The lawyer’s letter, received the same day the government declared a state of emergency, indicated that an item previously crossed off the employer’s list of demands would be back on the table. He also brought back a demand already rejected by CUPE, to change the contract language to allow the employer to require a doctor’s note on the first sick day taken. The CUPE negotiator, Robert Le Moignan, said the employer’s behaviour is “dictatorial” and demonstrates a lack of respect for the CUPE members.
In southern New Brunswick, the City of Saint John is also escalating a labour dispute with CUPE using COVID-19 as the rationale. As described in a previous NB Media Co-op story, Saint John is experiencing a fiscal crisis because of the lack of revenue generated by large industry in the city, specifically the Irving Oil refinery and the JD Irving pulp and paper companies. The municipal government bargaining team has been demanding that the CUPE Local 18, the outside workers, take no increases in their wages.
On March 19 Saint John mayor Don Darling wrote on his blog that given the COVID-19 situation, he will not support any raises with union groups. Breaking with tradition that a municipal mayor does not vote on motions and does not publicly comment on matters before seeing the documents involved, he declared: “There is a tentative agreement for Local 18 coming to council on Monday night. If there are any raises, bonuses or barriers in this agreement — and I expect there to be — I cannot support it and I will ask councillors to not support it as well.”
Phil Blaney, a Saint John resident, wrote to the NB Media Co-op to express his “complete disagreement” with Darling’s position. “The problems facing Saint John are systemic, institutional and historical,” Blaney said, “and not based on the existence of unions.” He blamed the economic inequalities in the city on its “ongoing 60+ year capitulation to local corporate demands.”

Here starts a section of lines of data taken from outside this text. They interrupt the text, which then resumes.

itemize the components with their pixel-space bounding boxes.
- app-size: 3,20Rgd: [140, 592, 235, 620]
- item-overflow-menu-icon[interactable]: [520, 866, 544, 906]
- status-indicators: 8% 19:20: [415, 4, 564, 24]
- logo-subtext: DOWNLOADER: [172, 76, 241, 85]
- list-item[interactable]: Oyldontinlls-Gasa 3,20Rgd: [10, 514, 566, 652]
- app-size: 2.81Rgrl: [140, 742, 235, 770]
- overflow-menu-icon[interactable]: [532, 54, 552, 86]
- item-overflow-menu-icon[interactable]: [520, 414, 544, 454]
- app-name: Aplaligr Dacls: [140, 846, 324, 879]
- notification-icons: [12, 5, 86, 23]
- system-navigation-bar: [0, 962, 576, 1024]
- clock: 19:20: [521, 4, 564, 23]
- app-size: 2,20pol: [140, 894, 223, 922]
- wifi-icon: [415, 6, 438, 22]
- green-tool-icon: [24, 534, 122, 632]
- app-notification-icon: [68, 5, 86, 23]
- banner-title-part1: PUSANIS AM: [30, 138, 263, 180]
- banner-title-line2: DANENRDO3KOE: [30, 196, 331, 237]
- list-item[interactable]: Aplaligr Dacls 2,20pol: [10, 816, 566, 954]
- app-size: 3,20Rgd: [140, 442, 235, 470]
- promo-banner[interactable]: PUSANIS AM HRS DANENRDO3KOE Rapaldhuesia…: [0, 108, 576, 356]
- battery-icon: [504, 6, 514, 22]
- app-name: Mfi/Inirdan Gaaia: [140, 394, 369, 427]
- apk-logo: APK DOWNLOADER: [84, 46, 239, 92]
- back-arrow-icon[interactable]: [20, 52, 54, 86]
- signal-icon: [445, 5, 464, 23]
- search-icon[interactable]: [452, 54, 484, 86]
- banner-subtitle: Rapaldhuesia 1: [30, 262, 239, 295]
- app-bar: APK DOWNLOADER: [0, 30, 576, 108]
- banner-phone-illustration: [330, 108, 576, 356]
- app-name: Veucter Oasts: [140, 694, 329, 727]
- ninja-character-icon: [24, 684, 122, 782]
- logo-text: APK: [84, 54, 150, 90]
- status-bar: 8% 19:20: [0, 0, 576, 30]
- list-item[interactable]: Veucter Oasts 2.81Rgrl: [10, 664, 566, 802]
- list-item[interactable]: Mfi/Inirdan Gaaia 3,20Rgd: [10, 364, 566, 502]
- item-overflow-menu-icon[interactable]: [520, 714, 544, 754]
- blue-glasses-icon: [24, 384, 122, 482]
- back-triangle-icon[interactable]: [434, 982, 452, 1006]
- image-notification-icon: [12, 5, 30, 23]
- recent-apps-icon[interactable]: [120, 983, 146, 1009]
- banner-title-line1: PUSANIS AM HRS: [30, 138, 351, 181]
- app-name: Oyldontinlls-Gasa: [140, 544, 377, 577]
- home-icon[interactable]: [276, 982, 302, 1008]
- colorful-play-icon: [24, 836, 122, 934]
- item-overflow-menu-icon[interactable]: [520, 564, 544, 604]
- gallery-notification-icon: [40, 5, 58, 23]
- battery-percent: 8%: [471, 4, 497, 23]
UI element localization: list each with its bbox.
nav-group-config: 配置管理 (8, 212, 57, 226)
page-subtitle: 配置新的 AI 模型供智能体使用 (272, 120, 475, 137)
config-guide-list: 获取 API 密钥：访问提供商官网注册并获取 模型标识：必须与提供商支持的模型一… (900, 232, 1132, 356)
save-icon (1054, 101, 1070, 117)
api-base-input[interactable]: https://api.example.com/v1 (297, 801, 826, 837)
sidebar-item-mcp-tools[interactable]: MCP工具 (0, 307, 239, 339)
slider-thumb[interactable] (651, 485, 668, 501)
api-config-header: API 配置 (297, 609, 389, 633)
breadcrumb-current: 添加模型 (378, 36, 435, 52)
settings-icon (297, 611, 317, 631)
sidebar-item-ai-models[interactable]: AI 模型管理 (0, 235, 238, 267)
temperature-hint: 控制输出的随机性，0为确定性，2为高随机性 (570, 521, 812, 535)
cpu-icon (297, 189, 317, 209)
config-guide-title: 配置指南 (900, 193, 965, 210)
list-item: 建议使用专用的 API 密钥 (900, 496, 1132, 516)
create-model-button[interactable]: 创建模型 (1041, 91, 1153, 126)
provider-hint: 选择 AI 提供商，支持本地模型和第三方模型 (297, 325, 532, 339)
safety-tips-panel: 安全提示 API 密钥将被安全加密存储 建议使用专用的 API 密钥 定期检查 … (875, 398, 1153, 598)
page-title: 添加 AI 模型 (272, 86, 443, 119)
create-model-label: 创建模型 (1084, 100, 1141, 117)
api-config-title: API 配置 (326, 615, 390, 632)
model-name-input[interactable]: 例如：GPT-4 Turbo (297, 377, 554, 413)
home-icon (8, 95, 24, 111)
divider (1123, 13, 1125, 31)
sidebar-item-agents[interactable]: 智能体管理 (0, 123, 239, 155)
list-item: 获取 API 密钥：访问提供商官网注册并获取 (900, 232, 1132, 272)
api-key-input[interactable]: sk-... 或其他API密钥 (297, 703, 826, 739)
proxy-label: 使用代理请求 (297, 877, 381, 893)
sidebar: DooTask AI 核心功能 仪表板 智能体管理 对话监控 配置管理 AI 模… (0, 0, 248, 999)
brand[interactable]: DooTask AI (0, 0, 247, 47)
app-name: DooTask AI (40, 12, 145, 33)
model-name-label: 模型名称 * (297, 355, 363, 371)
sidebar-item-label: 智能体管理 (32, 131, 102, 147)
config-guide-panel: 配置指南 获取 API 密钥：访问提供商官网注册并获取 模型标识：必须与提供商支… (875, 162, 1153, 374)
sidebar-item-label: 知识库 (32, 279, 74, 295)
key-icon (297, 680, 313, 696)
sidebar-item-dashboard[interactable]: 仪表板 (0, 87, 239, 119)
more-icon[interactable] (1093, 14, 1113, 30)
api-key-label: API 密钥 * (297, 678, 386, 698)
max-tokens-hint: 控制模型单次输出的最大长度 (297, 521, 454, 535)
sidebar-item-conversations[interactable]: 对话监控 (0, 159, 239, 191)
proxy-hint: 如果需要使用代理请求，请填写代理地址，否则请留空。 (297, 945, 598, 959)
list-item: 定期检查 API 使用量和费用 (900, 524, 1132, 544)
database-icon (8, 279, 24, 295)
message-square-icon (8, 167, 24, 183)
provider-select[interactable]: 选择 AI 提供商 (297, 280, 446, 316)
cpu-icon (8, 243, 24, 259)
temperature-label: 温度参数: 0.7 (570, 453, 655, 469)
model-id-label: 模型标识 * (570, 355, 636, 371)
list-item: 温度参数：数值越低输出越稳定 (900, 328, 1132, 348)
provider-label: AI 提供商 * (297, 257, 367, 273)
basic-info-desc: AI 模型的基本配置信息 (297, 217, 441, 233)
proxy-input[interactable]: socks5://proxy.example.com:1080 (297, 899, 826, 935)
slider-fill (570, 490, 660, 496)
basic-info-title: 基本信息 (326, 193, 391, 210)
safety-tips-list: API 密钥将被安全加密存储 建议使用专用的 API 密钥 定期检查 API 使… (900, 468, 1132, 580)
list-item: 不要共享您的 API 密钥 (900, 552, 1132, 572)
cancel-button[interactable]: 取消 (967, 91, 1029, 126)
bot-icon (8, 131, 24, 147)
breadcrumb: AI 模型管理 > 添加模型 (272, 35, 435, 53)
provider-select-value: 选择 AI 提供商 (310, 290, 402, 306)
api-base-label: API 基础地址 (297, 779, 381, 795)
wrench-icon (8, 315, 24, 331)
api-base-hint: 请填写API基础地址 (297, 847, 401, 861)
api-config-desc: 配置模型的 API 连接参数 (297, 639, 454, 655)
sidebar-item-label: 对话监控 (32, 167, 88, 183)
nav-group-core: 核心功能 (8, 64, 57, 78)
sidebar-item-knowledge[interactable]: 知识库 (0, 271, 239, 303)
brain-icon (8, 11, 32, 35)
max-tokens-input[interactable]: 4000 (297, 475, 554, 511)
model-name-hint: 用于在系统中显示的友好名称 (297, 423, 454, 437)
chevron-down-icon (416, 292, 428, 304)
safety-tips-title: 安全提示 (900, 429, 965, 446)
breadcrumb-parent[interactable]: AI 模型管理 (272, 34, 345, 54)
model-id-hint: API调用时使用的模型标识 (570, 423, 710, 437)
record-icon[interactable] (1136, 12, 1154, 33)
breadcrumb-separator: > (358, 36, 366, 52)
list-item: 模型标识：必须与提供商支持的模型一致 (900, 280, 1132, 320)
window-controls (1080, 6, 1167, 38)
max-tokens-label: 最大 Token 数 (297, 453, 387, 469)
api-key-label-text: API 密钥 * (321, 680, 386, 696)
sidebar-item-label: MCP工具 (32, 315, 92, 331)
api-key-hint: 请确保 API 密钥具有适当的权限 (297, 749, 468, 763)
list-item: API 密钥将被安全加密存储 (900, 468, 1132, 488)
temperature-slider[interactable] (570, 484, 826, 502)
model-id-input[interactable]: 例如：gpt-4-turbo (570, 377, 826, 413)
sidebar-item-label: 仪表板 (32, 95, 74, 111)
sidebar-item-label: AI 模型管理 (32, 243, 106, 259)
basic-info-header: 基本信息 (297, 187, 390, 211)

Blaney had a message for workers in the city: “If you are a worker in Saint John and not in a union, if you are in the ‘gig economy,’ I can understand your frustration: no security, no benefits, long hours or no hours. But the system you’re trapped in wasn’t created by unions, it was created by the same entities that created the mess Saint John has been in for the last 60+ years. Unions are not the problem with Saint John, they can however play a key role in finding a just and sustainable solution to our many problems.”
CUPE’s Brien Watson is disappointed at the turn of events in both the Chaleur Region and Saint John. Regarding the CRSC’s bargaining demand for doctor’s notes, he said “who now would be asking to get a doctor’s note to be sick, when the system is being overloaded?” He believes the CRSC management is being “vindictive.”
As for the Saint John situation, Watson is very concerned at mayor Darling’s suggestion that all the municipal workers should be kept to zero wage increases for four years, because municipal sector wages “are so far behind” the cost of living increases.
Brien Watson stressed that during the COVID-19 crisis “everyone in the public sector is stepping up to the plate to serve the public to the best of our capacity so we all get through this together.” What happens after the crisis is over will be the start of a different story.
Susan O’Donnell is a member of the NB Media Co-op editorial board.